Goad was wondering if she would ever be able to go out to eat without being afraid, and for years, she couldn’t enjoy her food because she was afraid something bad was going to happen. She hated to go out to eat.

She said things are better now, and one place she believes gets it right is Rails Craft Brew & Eatery in Seymour, where the couple had another wedding reception for Indiana family and friends about a month ago.

Goad and her husband each have two children with spouses. Her children are Dr. Kris Williams and Alissa Proctor.
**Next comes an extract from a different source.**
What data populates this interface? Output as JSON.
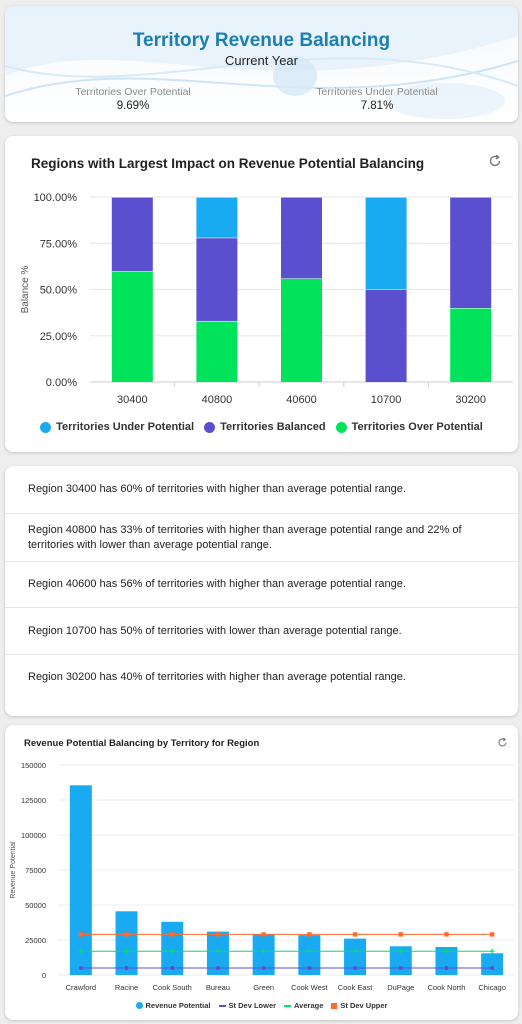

Beth and Jay have eight grandsons between them, and the boys were part of their wedding.

Goad said her daughter-in-law, Stacey Williams, is super helpful and will always make food she can eat when they have get-togethers, and she appreciates that so much.

“My husband has been great and doesn’t get freaked out by my food allergies,” she said. “At our wedding reception, our wedding cake was free of soy, gluten and dairy, and it was delicious.”

Goad said all helpful restaurants love her food allergy card, but some places treat her like she is picky.

“I’ll eat anything that doesn’t kill me, and it’s hurtful when people make fun of this disability,” she said. “Having a food allergy is a disability, and at IU, they had me file for disability because I was in administration and had to go to a lot of lunches with people and dignitaries.”

Currently, she teaches adjunct for Texas Tech University online in the health and sciences department and could teach adjunct at Indiana University, but hasn’t yet since she retired a year ago in September.

Goad said people with food allergies or those who might be the one preparing food should know how important it is to read the ingredient labels every time because ingredients and labels can change without warning.

“I do most of my grocery shopping online through Walmart or Amazon, and the reason is you can read the ingredient list yourself for everything, and when you have a lot of allergies, it’s pretty handy,” she said.

Goad suggests people call a new restaurant a couple of days ahead of time to let the chef know about any food allergies and don’t be afraid to advocate for yourself and talk to a manager or the chef before ordering when eating out.